Madame la présidente, madame la secrétaire d’État, mes chers collègues, l’écriture inclusive alimente régulièrement les polémiques en se faisant l’écho d’un sujet sociétal majeur : l’égalité entre les femmes et les hommes. Pour autant, l’écriture inclusive caricature ce combat et, à mon sens, porte plusieurs dérives, que je veux rappeler ici.
La première est issue d’un présupposé : la pratique de la langue doit être une déclinaison des politiques sociales inclusives, donc inclure toutes les personnes qui peuvent se sentir non représentées.

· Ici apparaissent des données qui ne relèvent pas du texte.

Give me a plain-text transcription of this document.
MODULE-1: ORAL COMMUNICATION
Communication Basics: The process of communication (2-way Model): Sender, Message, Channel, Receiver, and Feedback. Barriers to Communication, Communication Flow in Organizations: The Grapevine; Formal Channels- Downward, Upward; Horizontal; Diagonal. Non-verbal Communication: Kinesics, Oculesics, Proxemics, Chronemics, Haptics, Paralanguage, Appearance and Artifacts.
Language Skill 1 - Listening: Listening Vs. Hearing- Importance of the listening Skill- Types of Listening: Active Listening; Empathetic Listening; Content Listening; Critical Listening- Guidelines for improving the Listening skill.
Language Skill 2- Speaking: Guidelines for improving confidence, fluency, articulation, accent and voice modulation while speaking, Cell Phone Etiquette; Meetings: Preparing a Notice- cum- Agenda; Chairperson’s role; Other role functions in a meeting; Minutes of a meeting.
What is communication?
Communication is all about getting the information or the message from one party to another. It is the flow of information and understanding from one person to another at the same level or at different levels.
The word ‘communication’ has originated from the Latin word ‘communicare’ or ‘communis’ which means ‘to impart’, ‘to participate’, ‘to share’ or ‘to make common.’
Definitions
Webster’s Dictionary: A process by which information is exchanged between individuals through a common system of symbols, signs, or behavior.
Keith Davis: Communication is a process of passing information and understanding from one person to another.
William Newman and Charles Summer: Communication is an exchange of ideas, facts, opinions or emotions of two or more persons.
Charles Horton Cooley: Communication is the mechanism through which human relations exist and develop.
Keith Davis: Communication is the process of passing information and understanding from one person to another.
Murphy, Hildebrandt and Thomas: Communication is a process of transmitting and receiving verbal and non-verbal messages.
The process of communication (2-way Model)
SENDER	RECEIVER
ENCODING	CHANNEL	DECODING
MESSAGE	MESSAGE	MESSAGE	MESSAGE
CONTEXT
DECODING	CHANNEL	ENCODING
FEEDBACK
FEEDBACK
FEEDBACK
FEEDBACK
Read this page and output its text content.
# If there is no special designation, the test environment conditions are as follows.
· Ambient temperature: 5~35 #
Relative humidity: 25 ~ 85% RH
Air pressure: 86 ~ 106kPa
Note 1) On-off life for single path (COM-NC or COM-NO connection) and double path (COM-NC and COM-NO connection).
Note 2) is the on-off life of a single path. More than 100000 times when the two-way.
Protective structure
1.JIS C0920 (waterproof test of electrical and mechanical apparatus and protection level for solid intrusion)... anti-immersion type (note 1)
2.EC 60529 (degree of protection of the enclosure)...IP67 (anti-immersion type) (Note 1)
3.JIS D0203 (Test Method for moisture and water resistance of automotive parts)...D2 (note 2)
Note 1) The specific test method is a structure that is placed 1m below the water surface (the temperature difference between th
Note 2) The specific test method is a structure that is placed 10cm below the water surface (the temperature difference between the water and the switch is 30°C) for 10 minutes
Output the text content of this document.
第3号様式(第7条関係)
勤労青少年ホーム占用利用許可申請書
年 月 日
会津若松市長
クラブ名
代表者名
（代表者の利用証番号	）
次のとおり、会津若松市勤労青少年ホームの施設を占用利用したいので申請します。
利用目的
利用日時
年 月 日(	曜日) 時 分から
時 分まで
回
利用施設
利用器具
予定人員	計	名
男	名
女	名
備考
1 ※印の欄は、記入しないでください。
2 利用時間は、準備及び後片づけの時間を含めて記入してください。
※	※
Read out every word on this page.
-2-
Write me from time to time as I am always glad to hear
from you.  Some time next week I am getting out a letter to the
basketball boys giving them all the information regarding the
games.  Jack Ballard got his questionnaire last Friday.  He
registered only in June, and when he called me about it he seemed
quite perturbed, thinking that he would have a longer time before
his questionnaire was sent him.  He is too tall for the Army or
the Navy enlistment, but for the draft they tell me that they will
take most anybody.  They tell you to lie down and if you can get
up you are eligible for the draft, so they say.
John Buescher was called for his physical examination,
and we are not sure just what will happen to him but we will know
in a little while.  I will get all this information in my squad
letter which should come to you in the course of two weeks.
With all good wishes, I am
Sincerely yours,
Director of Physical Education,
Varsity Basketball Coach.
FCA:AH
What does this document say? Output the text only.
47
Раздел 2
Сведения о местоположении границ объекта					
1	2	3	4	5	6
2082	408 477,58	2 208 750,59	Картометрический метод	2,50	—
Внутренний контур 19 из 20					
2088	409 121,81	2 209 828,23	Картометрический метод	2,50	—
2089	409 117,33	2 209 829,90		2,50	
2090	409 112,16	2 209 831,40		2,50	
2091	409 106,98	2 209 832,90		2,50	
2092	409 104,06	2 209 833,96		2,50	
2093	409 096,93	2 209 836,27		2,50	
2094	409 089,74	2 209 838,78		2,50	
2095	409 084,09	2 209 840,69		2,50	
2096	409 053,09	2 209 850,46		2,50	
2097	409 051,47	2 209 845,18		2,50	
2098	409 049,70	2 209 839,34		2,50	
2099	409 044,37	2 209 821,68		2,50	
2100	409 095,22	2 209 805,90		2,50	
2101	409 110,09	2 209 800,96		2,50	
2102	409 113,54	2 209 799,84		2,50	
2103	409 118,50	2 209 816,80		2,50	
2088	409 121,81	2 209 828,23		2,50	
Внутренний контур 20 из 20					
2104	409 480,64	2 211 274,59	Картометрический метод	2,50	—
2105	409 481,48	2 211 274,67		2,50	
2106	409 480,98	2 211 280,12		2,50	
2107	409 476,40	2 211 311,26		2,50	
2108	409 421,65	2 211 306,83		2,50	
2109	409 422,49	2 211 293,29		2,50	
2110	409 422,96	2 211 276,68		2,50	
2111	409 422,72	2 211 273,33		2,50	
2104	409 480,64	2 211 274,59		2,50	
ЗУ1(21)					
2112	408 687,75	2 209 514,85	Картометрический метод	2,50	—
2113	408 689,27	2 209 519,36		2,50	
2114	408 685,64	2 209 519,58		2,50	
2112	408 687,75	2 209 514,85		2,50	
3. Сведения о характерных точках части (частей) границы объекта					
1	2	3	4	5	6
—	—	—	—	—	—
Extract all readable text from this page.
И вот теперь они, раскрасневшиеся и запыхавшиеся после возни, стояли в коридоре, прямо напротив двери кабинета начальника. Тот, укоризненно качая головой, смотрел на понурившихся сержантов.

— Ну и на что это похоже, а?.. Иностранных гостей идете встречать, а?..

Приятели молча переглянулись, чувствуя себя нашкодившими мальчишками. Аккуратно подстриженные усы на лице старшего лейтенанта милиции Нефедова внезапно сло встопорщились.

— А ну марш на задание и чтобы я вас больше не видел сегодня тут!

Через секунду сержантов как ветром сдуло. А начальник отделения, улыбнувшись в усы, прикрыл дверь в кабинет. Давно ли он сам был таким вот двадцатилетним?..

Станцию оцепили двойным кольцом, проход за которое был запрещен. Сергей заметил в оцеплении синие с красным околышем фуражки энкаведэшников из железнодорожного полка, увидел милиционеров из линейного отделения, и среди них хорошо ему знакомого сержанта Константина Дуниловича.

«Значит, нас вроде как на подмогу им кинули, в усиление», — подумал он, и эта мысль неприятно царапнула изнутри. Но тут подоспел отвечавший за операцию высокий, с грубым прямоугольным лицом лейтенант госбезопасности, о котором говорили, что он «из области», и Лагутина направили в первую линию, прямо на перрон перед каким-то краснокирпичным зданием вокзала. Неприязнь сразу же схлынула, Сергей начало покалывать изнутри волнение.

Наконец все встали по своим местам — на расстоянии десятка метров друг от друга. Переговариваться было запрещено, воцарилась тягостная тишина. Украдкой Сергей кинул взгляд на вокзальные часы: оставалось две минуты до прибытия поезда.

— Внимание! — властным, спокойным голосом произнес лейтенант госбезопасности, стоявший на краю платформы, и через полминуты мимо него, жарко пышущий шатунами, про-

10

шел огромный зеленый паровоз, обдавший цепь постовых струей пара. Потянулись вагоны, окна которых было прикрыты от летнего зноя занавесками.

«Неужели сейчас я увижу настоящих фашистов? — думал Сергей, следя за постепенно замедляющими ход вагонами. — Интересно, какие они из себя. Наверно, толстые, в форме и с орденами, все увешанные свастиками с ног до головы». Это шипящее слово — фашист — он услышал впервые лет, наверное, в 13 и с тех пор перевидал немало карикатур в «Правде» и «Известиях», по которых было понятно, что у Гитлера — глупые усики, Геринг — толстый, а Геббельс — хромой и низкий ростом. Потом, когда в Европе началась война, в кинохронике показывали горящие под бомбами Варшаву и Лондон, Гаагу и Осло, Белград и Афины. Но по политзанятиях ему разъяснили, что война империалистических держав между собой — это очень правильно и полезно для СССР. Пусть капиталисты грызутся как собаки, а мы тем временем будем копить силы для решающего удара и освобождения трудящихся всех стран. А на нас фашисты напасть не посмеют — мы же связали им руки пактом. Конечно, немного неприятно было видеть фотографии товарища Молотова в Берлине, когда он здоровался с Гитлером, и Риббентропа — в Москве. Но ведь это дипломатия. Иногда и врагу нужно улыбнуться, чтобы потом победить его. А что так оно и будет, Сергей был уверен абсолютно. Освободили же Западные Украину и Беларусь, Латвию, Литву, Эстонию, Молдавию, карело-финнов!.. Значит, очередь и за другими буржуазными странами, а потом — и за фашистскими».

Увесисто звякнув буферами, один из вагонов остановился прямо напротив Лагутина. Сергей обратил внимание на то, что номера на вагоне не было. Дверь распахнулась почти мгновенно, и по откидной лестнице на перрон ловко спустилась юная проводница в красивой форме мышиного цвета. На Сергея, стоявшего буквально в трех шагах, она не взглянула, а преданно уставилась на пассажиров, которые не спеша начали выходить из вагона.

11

La langue refléterait ainsi fidèlement l’ordre du monde, la façon de penser d’une société. De facto, une langue qui invisibilise le féminin au profit du masculin serait celle d’un monde où les femmes sont cachées.
Aujourd’hui, l’écriture inclusive servirait donc les luttes féministes. Qu’en sera-t-il demain lorsque la langue devra servir une autre cause ? Faudra-t-il changer de langue au gré des combats sociétaux ?
Erik Orsenna, dans La Fabrique des mots, nous alerte sur les dangers de la confusion entre ordre linguistique et ordre social. Dans ce conte, il narre les aventures d’un dictateur qui, voulant lutter contre les bavardages pour hisser son pays au rang de puissance mondiale, bannit les mots inutiles. « Évidemment, c’était plus facile de déclarer la guerre aux mots que d’affronter le chômage ! », déclare son héroïne…
La deuxième dérive de l’écriture inclusive est sa vision de la masculinité dans le langage. Comme nombre d’entre vous, j’ai appris, dans les leçons de grammaire, que « le masculin l’emporte sur le féminin ». Cette règle concentre les attaques des partisans de l’écriture inclusive. Toutefois, les linguistes déconstruisent la thèse selon laquelle elle aurait été instaurée afin de soumettre les femmes. Depuis la première moitié du XVIIe siècle, ils débattent sur l’accord de voisinage, tel que « le cœur et la main ouvertes », qui, jusqu’au début du XXe siècle, est enseigné dans les manuels de grammaire.